The families of the three men all endured fear, anxiety, and heartache while their loved ones were in the service.
On Veterans Day, America will recognize those who lost their lives after answering their country's call to duty in the armed services.
Many people, including some who were in the military, have a problem deciding what constitutes a “real” vet. It isn't a simple designation. Various combinations of length, nature, and dates of service are often among the prime considerations. For while there are certain elements common to everyone who has been in the service, there is no typical veteran. But anyone who ever served in this nation's armed forces has faced, along with their family, a unique situation.
The stories of three former football players illustrate that point. Billy Masters played for Louisiana State back in the mid-sixties. In that bygone era, two years of ROTC was still compulsory for all male students. There was, however, a “nudge-nudge, wink-wink” exception made for football players and other athletes. But instead of dodging the drills and classes, Masters just grinned and put in his time. After playing out his eligibility, the Buffalo Bills of the National Football League drafted him.
After his rookie season with the Bills, he was drafted again, this time by Uncle Sam. The Army sent the former LSU Tiger to North Fort Polk, aka, TigerLand, "Home of Combat Infantrymen for Vietnam," where he trained to fire mortars. While waiting on his orders for Vietnam, (everyone in Tigerland got orders for the 'Nam), his father suffered a severe heart attack. Billy Masters, now the sole support of his family, received a hardship discharge. Nine years later, after stops at Buffalo, Denver, and Kansas City, he retired from the NFL.
Most pro football fans have heard the dramatic story of former Pittsburgh Steelers running-back Rocky Bleier in Vietnam. Up to a point, it’s similar to that of Billy Masters'. After his first season in pro football, Bleier was drafted and eventually sent to Vietnam. During a firefight near DaNang, both legs were severely wounded. He would spend months recovering from his wounds and rehabilitating his body. This link is to a Sports Illustrated excerpt from Bleier’s story. http://www.pittsburghsteelers.co.uk/steelers/players/rocky%20bleier.htm
The third vet is Trey Prather. Each year, Woodlawn High School in Shreveport honors its graduates who have died fighting for America, one of those graduates is Trey Prather. He was a quarterback, a very, very good quarterback. How good? According to former University of Arkansas and Buffalo Bills quarterback Joe Ferguson, there were four first-rate quarterbacks in the north Louisiana area during his high school days: Bert Jones (La State, Baltimore Colts), Terry Bradshaw (La Tech, Pittsburgh Steelers), Joe Ferguson and Trey Prather. Of the four, Ferguson said he felt Prather was the best. Terry Bradshaw described Prather as, “…the best quarterback I ever played with.”

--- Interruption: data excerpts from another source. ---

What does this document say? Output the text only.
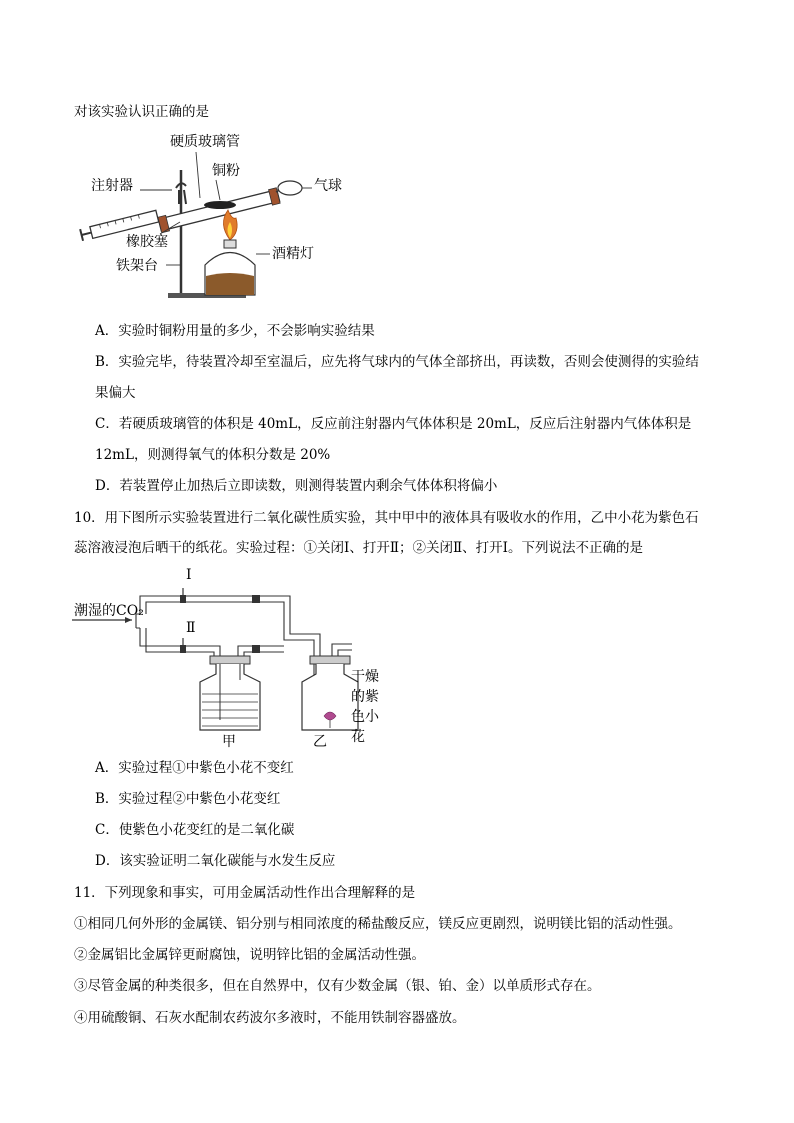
对该实验认识正确的是
硬质玻璃管
铜粉
注射器	气球
橡胶塞
酒精灯
铁架台
A．实验时铜粉用量的多少，不会影响实验结果
B．实验完毕，待装置冷却至室温后，应先将气球内的气体全部挤出，再读数，否则会使测得的实验结
果偏大
C．若硬质玻璃管的体积是 40mL，反应前注射器内气体体积是 20mL，反应后注射器内气体体积是
12mL，则测得氧气的体积分数是 20%
D．若装置停止加热后立即读数，则测得装置内剩余气体体积将偏小
10．用下图所示实验装置进行二氧化碳性质实验，其中甲中的液体具有吸收水的作用，乙中小花为紫色石
蕊溶液浸泡后晒干的纸花。实验过程：①关闭Ⅰ、打开Ⅱ；②关闭Ⅱ、打开Ⅰ。下列说法不正确的是
潮湿的CO₂
Ⅰ
Ⅱ
甲	乙
干燥
的紫
色小
花
A．实验过程①中紫色小花不变红
B．实验过程②中紫色小花变红
C．使紫色小花变红的是二氧化碳
D．该实验证明二氧化碳能与水发生反应
11．下列现象和事实，可用金属活动性作出合理解释的是
①相同几何外形的金属镁、铝分别与相同浓度的稀盐酸反应，镁反应更剧烈，说明镁比铝的活动性强。
②金属铝比金属锌更耐腐蚀，说明锌比铝的金属活动性强。
③尽管金属的种类很多，但在自然界中，仅有少数金属（银、铂、金）以单质形式存在。
④用硫酸铜、石灰水配制农药波尔多液时，不能用铁制容器盛放。
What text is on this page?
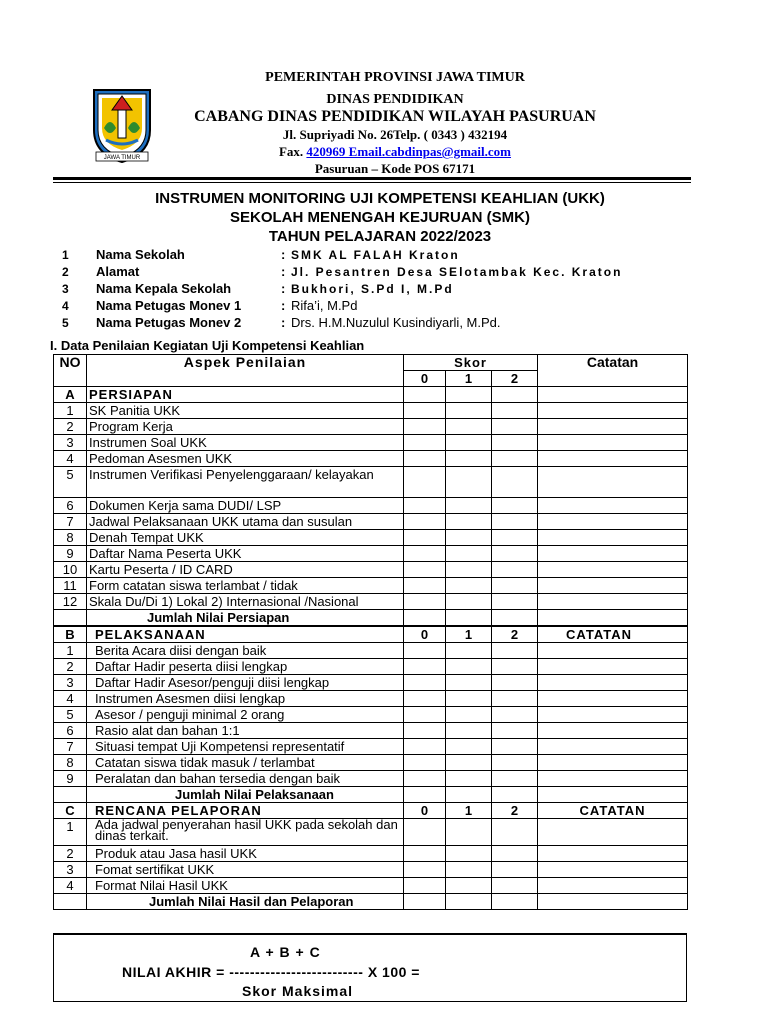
JAWA TIMUR
PEMERINTAH PROVINSI JAWA TIMUR
DINAS PENDIDIKAN
CABANG DINAS PENDIDIKAN WILAYAH PASURUAN
Jl. Supriyadi No. 26Telp. ( 0343 ) 432194
Fax. 420969 Email.cabdinpas@gmail.com
Pasuruan – Kode POS 67171
INSTRUMEN MONITORING UJI KOMPETENSI KEAHLIAN (UKK)
SEKOLAH MENENGAH KEJURUAN (SMK)
TAHUN PELAJARAN 2022/2023
1	Nama Sekolah	: SMK AL FALAH Kraton
2	Alamat	: Jl. Pesantren Desa SElotambak Kec. Kraton
3	Nama Kepala Sekolah	: Bukhori, S.Pd I, M.Pd
4	Nama Petugas Monev 1	: Rifa’i, M.Pd
5	Nama Petugas Monev 2	: Drs. H.M.Nuzulul Kusindiyarli, M.Pd.
I. Data Penilaian Kegiatan Uji Kompetensi Keahlian
NO	Aspek Penilaian	Skor			Catatan
		0	1	2	
A	PERSIAPAN				
1	SK Panitia UKK				
2	Program Kerja				
3	Instrumen Soal UKK				
4	Pedoman Asesmen UKK				
5	Instrumen Verifikasi Penyelenggaraan/ kelayakan				
6	Dokumen Kerja sama DUDI/ LSP				
7	Jadwal Pelaksanaan UKK utama dan susulan				
8	Denah Tempat UKK				
9	Daftar Nama Peserta UKK				
10	Kartu Peserta / ID CARD				
11	Form catatan siswa terlambat / tidak				
12	Skala Du/Di 1) Lokal 2) Internasional /Nasional				
	Jumlah Nilai Persiapan				
B	PELAKSANAAN	0	1	2	CATATAN
1	Berita Acara diisi dengan baik				
2	Daftar Hadir peserta diisi lengkap				
3	Daftar Hadir Asesor/penguji diisi lengkap				
4	Instrumen Asesmen diisi lengkap				
5	Asesor / penguji minimal 2 orang				
6	Rasio alat dan bahan 1:1				
7	Situasi tempat Uji Kompetensi representatif				
8	Catatan siswa tidak masuk / terlambat				
9	Peralatan dan bahan tersedia dengan baik				
	Jumlah Nilai Pelaksanaan				
C	RENCANA PELAPORAN	0	1	2	CATATAN
1	Ada jadwal penyerahan hasil UKK pada sekolah dan dinas terkait.				
2	Produk atau Jasa hasil UKK				
3	Fomat sertifikat UKK				
4	Format Nilai Hasil UKK				
	Jumlah Nilai Hasil dan Pelaporan				
A + B + C
NILAI AKHIR = -------------------------- X 100 =
Skor Maksimal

Bradshaw isn’t just being modest. While Trey Prather was the starting quarterback at Woodlawn High School, he kept the future Super Bowl MVP and Hall-of-Fame member sitting on the bench.
Prather went to LSU and became starting quarterback on the freshmen football team. After the season ended, he left school and joined the Marines. A few months later, while on patrol in Vietnam, he was killed by a land mine explosion.
The Navy has a term called, In Harm's Way. In the case of Masters and Bleier, they chose to face the challenge of being in Harm's Way. Masters' left only after his father had a heart attack, while Bleier left only by Medivac helicopter. Both played by the rules and both were ready to take their lumps.
When Prather joined the Marines, he intentionally thrust himself into Harm’s Way. It’s doubtful if Prather would have considered himself a hero. For one thing, being killed by a booby trap or land mine isn't very heroic. But more importantly, his death occurred while doing what he volunteered to do, what he wanted to do, serve his country.
Prather, Bleier and Masters, which one is the “real” vet?
Although he spent months in the military, Billy Masters would not be considered a veteran by most definitions used by the United States Department of Veterans’ Affairs. It is doubtful if he will ever receive recognition for his willingness to serve or his months of service.
Like Masters, Rocky Bleier had also gone when called. After recovering from his combat wounds, he was able to return to his civilian job. Through that job, an NFL fullback, is far from typical, he was a typical citizen-soldier.
The average American serviceman in Vietnam was 19 and a volunteer. Trey Prather was a volunteer and 19 at the time of his death.
Prather, Bleier and Masters had three things in common. All three played football. All three served their country. Most significantly, the families of the three men all endured fear, anxiety, and heartache while they were in the service. In the end, perhaps that’s the truest definition of what constitutes a “real” vet, "One whose family also suffered and sacrificed for our country."